Gibbons, 54, is in many ways the prototype of what a successful manager must be in 2017, and that's why Toronto announced Saturday morning that the club extended his contract for two years through '19, with an option for '20.
• Blue Jays, Gibbons agree to extension
This announcement is a tribute to a whole bunch of things. First, there's Blue Jays president Mark Shapiro. He and his general manager, Ross Atkins, did not hire Gibbons. Former general manager Alex Anthopoulos did.
Almost from the moment Shapiro and Atkins arrived 18 months ago, there had been speculation they would hire their own guy. This would be normal.
Shapiro constructed what is widely viewed as a model front office in Cleveland, and he has a strong sense of how he thinks things are supposed to work. He surely had a working list of "his guys."
But Shapiro did what the very best executives almost always do. That is, he did nothing. Shapiro and Atkins got to know Gibbons. They spent hours with him and watched how he did his job.
They saw Gibbons lead the Blue Jays to a second straight postseason appearance and they saw the respect his players had for him. They were impressed by his poise and judgment.
In the end, Shapiro and Atkins decided they could not find someone better to manage their baseball team, and rather than have the final year of Gibbons' contract as a potential distraction, Saturday's announcement amounts to a ringing endorsement.
If that sounds improbable, it's nothing compared to the journey Gibbons took back to Toronto.
Between 2004-08, Gibbons managed the Blue Jays for 600 games. Then he was dismissed 74 games into the '08 season.
"I was fine with it," Gibbons said later. "I was disappointed, but I was also thankful for the opportunity."
Gibbons then did what baseball men always do. He found another gig. Gibbons was a bench coach in Kansas City for three years. He then returned to the Double-A Texas League to manage his hometown team in San Antonio.
"I loved it," Gibbons said. "I liked working with those young guys, and I got to live at home."
To translate: When you've put on a baseball uniform for most of your adult life, it's what you know and what you love more than almost anything.
Then a funny thing happened in Toronto. Anthopoulos was hired as general manager, and in looking for someone to manage the club, he kept thinking about Gibbons, whom he had known for years.
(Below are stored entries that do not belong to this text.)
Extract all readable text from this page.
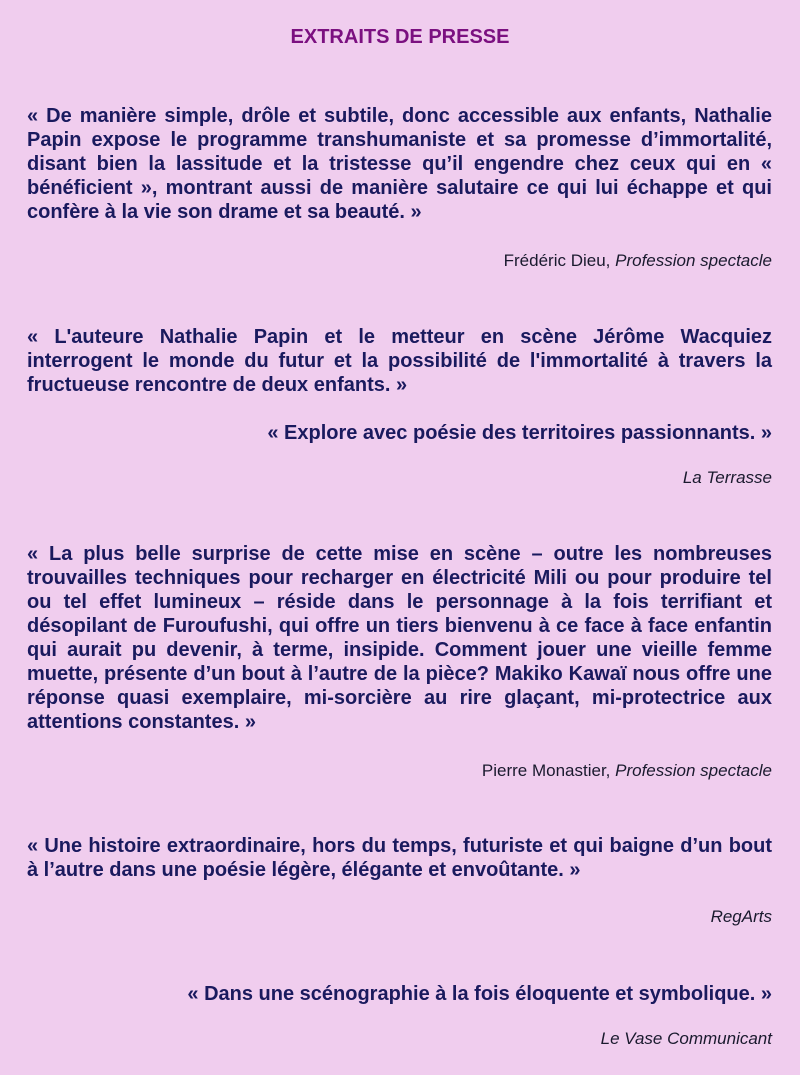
EXTRAITS DE PRESSE

« De manière simple, drôle et subtile, donc accessible aux enfants, Nathalie Papin expose le programme transhumaniste et sa promesse d’immortalité, disant bien la lassitude et la tristesse qu’il engendre chez ceux qui en « bénéficient », montrant aussi de manière salutaire ce qui lui échappe et qui confère à la vie son drame et sa beauté. »

Frédéric Dieu, Profession spectacle

« L'auteure Nathalie Papin et le metteur en scène Jérôme Wacquiez interrogent le monde du futur et la possibilité de l'immortalité à travers la fructueuse rencontre de deux enfants. »

« Explore avec poésie des territoires passionnants. »

La Terrasse

« La plus belle surprise de cette mise en scène – outre les nombreuses trouvailles techniques pour recharger en électricité Mili ou pour produire tel ou tel effet lumineux – réside dans le personnage à la fois terrifiant et désopilant de Furoufushi, qui offre un tiers bienvenu à ce face à face enfantin qui aurait pu devenir, à terme, insipide. Comment jouer une vieille femme muette, présente d’un bout à l’autre de la pièce? Makiko Kawaï nous offre une réponse quasi exemplaire, mi-sorcière au rire glaçant, mi-protectrice aux attentions constantes. »

Pierre Monastier, Profession spectacle

« Une histoire extraordinaire, hors du temps, futuriste et qui baigne d’un bout à l’autre dans une poésie légère, élégante et envoûtante. »

RegArts

« Dans une scénographie à la fois éloquente et symbolique. »

Le Vase Communicant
Anthopoulos thought Gibbons' easygoing nature and his competitive fire might be a perfect fit. He asked Gibbons to fly to Toronto and chat. They ended up talking for hours. About baseball. About life.
Anthopoulos warned Gibbons that his hiring wouldn't be popular with fans, and it wasn't.
But then something else happened. Toronto got really good. Gibbons will tell you that everything changed in the spring of 2015, when third baseman Josh Donaldson and catcher Russell Martin walked through the door for the first time.
Shortstop Troy Tulowitzki would arrive at the 2015 non-waiver Trade Deadline, and suddenly, the Blue Jays were a power.
They won the American League East in 2015 -- Toronto hadn't been to the postseason in 22 years -- and have been to the AL Championship Series two years in a row.
In the past three seasons, the Blue Jays have won 265 regular-season games, second only to the Orioles in the AL. Toronto will be in the mix again in 2017, even though Edwin Encarnacion took his 42 home runs to Cleveland.
Here's the thing to remember about managing a Major League team in 2017. It's not the same job that Earl Weaver or Sparky Anderson had. More than ever, it's about managing people, the environment and the bullpen.
Managers have reams of data to assist them with lineups, matchups, defensive alignments and the like. What does that leave for the manager? Plenty.
His job is to get every player to pull on the same end of the rope whether he's hitting cleanup or sitting at the end of the bench.
What is unforgivable: a lack of effort. What is more unforgivable: clubhouse grumbling, backstabbing, etc.
If a player is batting ninth when he's convinced he should be second, the manager has to explain his decision thoughtfully and concisely.
This is what Gibbons does best. His players know he has their back and that everything he does is in the best interest of the Toronto Blue Jays.
That's why Shapiro and Atkins want Gibbons to remain on the job a while longer. They like him and trust him, and they are pretty sure he's absolutely the right man to lead their team.